Time Period | 3 Months [change] |
Direction | Moves Against |
Strength | Very Weak |
Accuracy | 100.0% |
Values | Daily Returns |
High Tech Pharm vs. Daihan Pharmaceutical CoLtd
Performance |
Timeline |
High Tech Pharm |
Daihan Pharmaceutical |
High Tech and Daihan Pharmaceutical Volatility Contrast
Predicted Return Density |
Returns |
Pair Trading with High Tech and Daihan Pharmaceutical
The main advantage of trading using opposite High Tech and Daihan Pharmaceutical positions is that it hedges away some unsystematic risk. Because of two separate transactions, even if High Tech position performs unexpectedly, Daihan Pharmaceutical can make up some of the losses.
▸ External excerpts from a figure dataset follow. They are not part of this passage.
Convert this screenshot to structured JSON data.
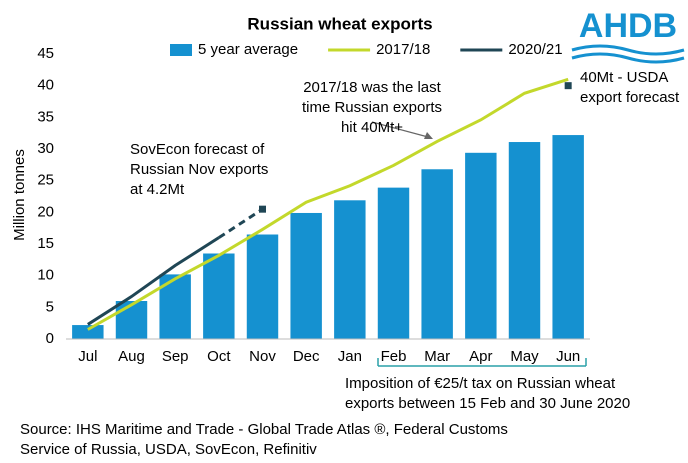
{
  "chart_data": {
    "type": "bar_line",
    "title": "Russian wheat exports",
    "y_label": "Million tonnes",
    "logo": "AHDB",
    "categories": [
      "Jul",
      "Aug",
      "Sep",
      "Oct",
      "Nov",
      "Dec",
      "Jan",
      "Feb",
      "Mar",
      "Apr",
      "May",
      "Jun"
    ],
    "ylim": [
      0,
      45
    ],
    "yticks": [
      0,
      5,
      10,
      15,
      20,
      25,
      30,
      35,
      40,
      45
    ],
    "legend": "top",
    "series": [
      {
        "name": "5 year average",
        "type": "bar",
        "color": "#1591d0",
        "values": [
          2.2,
          6.0,
          10.2,
          13.5,
          16.5,
          19.9,
          21.9,
          23.9,
          26.8,
          29.4,
          31.1,
          32.2
        ]
      },
      {
        "name": "2017/18",
        "type": "line",
        "color": "#c3d82b",
        "values": [
          1.5,
          5.4,
          9.5,
          13.2,
          17.3,
          21.6,
          24.2,
          27.4,
          31.2,
          34.6,
          38.8,
          41.0
        ]
      },
      {
        "name": "2020/21",
        "type": "line",
        "color": "#1f4655",
        "values": [
          2.3,
          6.7,
          11.6,
          16.0,
          null,
          null,
          null,
          null,
          null,
          null,
          null,
          null
        ]
      }
    ],
    "annotations": [
      {
        "text": [
          "SovEcon forecast of",
          "Russian Nov exports",
          "at 4.2Mt"
        ],
        "category": "Nov",
        "value": 20.5
      },
      {
        "text": [
          "40Mt - USDA",
          "export forecast"
        ],
        "category": "Jun",
        "value": 40
      },
      {
        "text": [
          "2017/18 was the last",
          "time Russian exports",
          "hit 40Mt+"
        ]
      },
      {
        "text": [
          "Imposition of €25/t tax on Russian wheat",
          "exports between 15 Feb and 30 June 2020"
        ]
      }
    ],
    "source": [
      "Source: IHS Maritime and Trade - Global Trade Atlas ®, Federal Customs",
      "Service of Russia, USDA, SovEcon, Refinitiv"
    ]
  }
}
Pair trading also minimizes risk from directional movements in the market. For example, if an entire industry or sector drops because of unexpected headlines, the short position in Daihan Pharmaceutical will offset losses from the drop in Daihan Pharmaceutical's long position.The idea behind High Tech Pharm and Daihan Pharmaceutical CoLtd pairs trading is to make the combined position market-neutral, meaning the overall market's direction will not affect its win or loss (or potential downside or upside). This can be achieved by designing a pairs trade with two highly correlated stocks or equities that operate in a similar space or sector, making it possible to obtain profits through simple and relatively low-risk investment.Check out your portfolio center.Note that this page's information should be used as a complementary analysis to find the right mix of equity instruments to add to your existing portfolios or create a brand new portfolio. You can also try the Companies Directory module to evaluate performance of over 100,000 Stocks, Funds, and ETFs against different fundamentals.